Эти страницы пытались донести до англичан несколько образов неизвестной им страны, откуда я прибыл: Франции в беде. Они были опубликованы только в переводе. Я вдруг вспомнил о них, когда ты позвонил мне по тому странному созвучию душ, ключами от которого ты владеешь.

Двадцать два года! Сколько сегодняшних, вполне взрослых людей тогда еще не родились и у скольких тогда лишь едва-едва зарождалась память, и есть мы, чьи воспоминания медленно распадаются. Не стало ли то время для нас самих словно другой страной?

Накануне 12 ноября Гитлер решил оккупировать южную зону; в том поезде я искал пути отхода. Национальный комитет писателей отмечает в этом году и свою историю, и Историю; и делает это под знаменем Роланда. Двадцать два года назад все ущелья Испании были Роннсевальскими; олифанты звучали там глухо, но каждый уходивший уносил с собой твою песню-отклик, твой "Нож в сердце", твою песнь Эльзе:

А вы, что слышите ее из глубины беды,
Глаза откройте, милой Франции сыны…

Так что по всем этим причинам, а также ради всех воспоминаний и годовщин я посылаю тебе этот забытый блокнот, чтобы ты вырвал оттуда несколько страниц.
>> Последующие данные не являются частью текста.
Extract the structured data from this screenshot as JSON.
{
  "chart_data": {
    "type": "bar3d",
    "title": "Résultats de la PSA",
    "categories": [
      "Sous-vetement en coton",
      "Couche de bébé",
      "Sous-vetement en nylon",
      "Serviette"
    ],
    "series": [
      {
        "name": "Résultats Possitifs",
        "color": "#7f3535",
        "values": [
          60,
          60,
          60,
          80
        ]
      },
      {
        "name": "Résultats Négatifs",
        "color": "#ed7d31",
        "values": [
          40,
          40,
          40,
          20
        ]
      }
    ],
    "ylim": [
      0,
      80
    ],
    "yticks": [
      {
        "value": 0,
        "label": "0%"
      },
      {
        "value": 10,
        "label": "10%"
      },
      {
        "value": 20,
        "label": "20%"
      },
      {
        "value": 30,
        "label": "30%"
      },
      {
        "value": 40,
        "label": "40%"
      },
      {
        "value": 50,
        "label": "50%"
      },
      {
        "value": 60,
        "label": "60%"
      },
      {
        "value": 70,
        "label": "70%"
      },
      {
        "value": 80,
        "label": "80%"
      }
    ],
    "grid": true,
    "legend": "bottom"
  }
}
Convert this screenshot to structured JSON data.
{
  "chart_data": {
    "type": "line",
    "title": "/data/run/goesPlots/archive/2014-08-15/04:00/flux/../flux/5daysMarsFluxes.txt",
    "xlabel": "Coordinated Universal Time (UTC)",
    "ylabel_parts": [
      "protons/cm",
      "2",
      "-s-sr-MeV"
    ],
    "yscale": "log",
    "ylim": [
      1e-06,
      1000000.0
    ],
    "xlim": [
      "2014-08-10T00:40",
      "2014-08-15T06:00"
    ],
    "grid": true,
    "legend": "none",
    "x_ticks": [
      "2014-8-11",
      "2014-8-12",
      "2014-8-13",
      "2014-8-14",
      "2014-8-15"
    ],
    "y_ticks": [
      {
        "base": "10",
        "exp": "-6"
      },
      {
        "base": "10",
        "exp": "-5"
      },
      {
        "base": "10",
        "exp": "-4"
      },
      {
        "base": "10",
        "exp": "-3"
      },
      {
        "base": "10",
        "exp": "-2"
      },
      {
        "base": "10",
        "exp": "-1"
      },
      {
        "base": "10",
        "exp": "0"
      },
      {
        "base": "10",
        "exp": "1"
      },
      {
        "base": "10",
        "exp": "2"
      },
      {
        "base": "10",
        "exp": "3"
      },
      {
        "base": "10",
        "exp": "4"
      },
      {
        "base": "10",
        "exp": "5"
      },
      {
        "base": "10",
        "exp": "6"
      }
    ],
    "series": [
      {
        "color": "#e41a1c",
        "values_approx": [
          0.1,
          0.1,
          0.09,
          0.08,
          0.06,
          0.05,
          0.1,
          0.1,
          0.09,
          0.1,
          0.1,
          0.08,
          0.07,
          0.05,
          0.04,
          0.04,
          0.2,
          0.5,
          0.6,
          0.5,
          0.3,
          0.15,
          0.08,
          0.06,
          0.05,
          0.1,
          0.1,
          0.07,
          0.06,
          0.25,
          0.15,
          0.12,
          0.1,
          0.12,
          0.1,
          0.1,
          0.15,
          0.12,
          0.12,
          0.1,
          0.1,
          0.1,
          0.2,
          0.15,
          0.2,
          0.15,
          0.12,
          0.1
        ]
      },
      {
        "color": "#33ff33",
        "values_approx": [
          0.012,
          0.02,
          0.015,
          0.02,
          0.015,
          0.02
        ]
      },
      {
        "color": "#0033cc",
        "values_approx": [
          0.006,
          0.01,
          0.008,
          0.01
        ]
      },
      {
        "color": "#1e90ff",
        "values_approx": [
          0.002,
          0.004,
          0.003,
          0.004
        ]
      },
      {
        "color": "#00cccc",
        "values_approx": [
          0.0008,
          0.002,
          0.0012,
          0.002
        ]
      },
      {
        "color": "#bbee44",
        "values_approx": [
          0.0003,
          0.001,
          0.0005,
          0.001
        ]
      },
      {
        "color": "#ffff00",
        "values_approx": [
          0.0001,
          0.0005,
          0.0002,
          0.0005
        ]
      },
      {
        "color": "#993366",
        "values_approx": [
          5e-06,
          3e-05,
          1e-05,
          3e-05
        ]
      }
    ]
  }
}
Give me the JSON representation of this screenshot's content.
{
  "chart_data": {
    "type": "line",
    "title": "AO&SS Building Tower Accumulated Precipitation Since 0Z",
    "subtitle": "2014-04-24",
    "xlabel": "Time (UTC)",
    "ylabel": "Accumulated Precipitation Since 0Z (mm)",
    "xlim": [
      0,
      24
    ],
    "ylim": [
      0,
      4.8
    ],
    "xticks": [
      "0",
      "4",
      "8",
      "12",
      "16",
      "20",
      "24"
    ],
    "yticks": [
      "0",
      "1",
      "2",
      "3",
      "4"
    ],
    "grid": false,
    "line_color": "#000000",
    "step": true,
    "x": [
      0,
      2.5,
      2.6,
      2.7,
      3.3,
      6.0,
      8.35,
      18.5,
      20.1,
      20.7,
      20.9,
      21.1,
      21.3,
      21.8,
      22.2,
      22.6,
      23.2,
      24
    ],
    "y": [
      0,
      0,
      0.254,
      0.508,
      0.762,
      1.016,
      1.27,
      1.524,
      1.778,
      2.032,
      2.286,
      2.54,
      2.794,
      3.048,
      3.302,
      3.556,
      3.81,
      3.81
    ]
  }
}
Сегодня я, вероятно, уже не написал бы так, да и вообще все это. Но я не способен тут что-либо править. Нельзя вычеркивать былое.

Сегодня, например, я наверняка стыдливо написал бы "нацисты" вместо "немцы". Мне жаль, что оба эти слова неизбежно слились за те десять жестоких лет. И я хочу надеяться, что тогдашняя Германия по-настоящему и окончательно стала чужой страной - чужой самой себе, чужой человеку…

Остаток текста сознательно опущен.